Airhead: For Years
R&S Records

Too much shouldn't be made of the fact that Rob McAndrews (aka Airhead) has recently been playing to audiences around the world as a guitarist for his childhood friend James Blake; at the same time it's hard not to see some connection between Blake's music and the songs featured on McAndrews' Airhead debut outing For Years, specifically the aromatic sense of languor that permeates some of its material. But the similarities largely end there, as McAndrews stakes out his own highly personalized territory on the forty-minute album.

A key moment in his own development helps clarify the sensibility McAndrews brings to For Years. It was at Sub Dub Exodus in Leeds's West Indian Centre, where he was exposed to dubstep artists like Digital Mystikz and Loefah, that he experienced the revelation that music wasn't simply notes on a page but instead “manipulation of sound to evoke emotion.” In keeping with that realization, the album's ten songs often play less like songs than sound collages, albeit ones that are carefully structured as opposed to randomly thrown together.

The melancholic tone is already present in the slow-burn of “Wait,” which opens the album arrestingly with cut-ups of soulful vocal fragments and lyrical guitar shadings (would those be snippets of Yeah Yeah Yeahs' “Maps” cropping up every now and then?). Airhead is anything but a one-note riff on Blake's sound, however: a vague hint of hip-hop emerges in the wonky second cut, “Milkola Bottle,” where elements of dub and found sound also strongly figure. Field recordings thus play a significant role, with McAndrews often expanding a given track's scope dramatically by their inclusion. In addition, “Fault Line” finds Airhead hitting the dancefloor for a house-inflected jam.
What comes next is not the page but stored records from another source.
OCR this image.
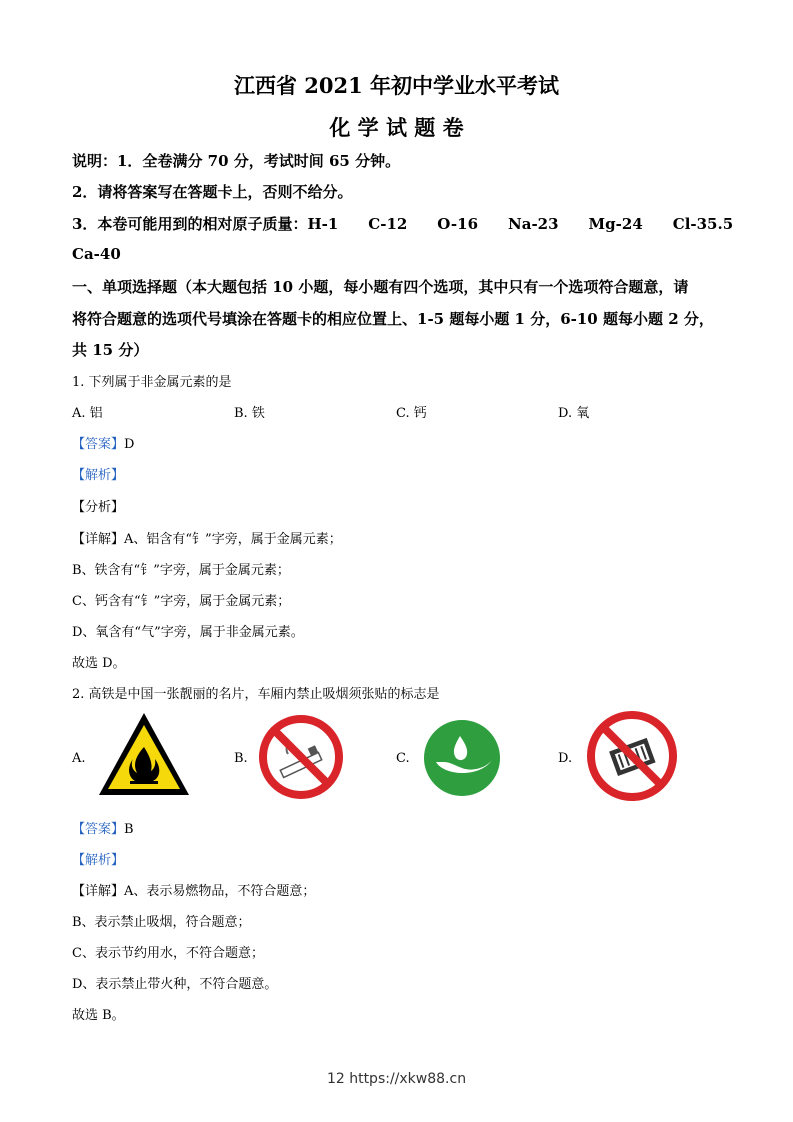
江西省 2021 年初中学业水平考试
化 学 试 题 卷
说明：1．全卷满分 70 分，考试时间 65 分钟。
2．请将答案写在答题卡上，否则不给分。
3．本卷可能用到的相对原子质量：H-1　　C-12　　O-16　　Na-23　　Mg-24　　Cl-35.5
Ca-40
一、单项选择题（本大题包括 10 小题，每小题有四个选项，其中只有一个选项符合题意，请
将符合题意的选项代号填涂在答题卡的相应位置上、1-5 题每小题 1 分，6-10 题每小题 2 分，
共 15 分）
1. 下列属于非金属元素的是
A. 铝	B. 铁	C. 钙	D. 氧
【答案】D
【解析】
【分析】
【详解】A、铝含有“钅”字旁，属于金属元素；
B、铁含有“钅”字旁，属于金属元素；
C、钙含有“钅”字旁，属于金属元素；
D、氧含有“气”字旁，属于非金属元素。
故选 D。
2. 高铁是中国一张靓丽的名片，车厢内禁止吸烟须张贴的标志是
A.	B.	C.	D.
【答案】B
【解析】
【详解】A、表示易燃物品，不符合题意；
B、表示禁止吸烟，符合题意；
C、表示节约用水，不符合题意；
D、表示禁止带火种，不符合题意。
故选 B。
12 https://xkw88.cn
His imaginativeness as a producer and sound designer is compellingly captured in a bold track such as “Pyramid Lake,” which catches one's ears for its fresh, collage-styled fusion of beats, samples, and snippets. One of For Years' most memorable tracks, “Callow” distills the myriad strengths of the Airhead project into a single piece when McAndrews pairs gently cooing female vocals with a downtempo groove. Interestingly, Blake (apparently) shows up on the concluding track but no noticeable alteration in the album's sound occurs as a result. Instead, “Knives” hews to the Airhead masterplan by keeping the focus on a slow-motion crawl of claps and percussion samples. That's as it should be, as McAndrews seems perfectly capable of asserting his own identity on this engaging debut collection.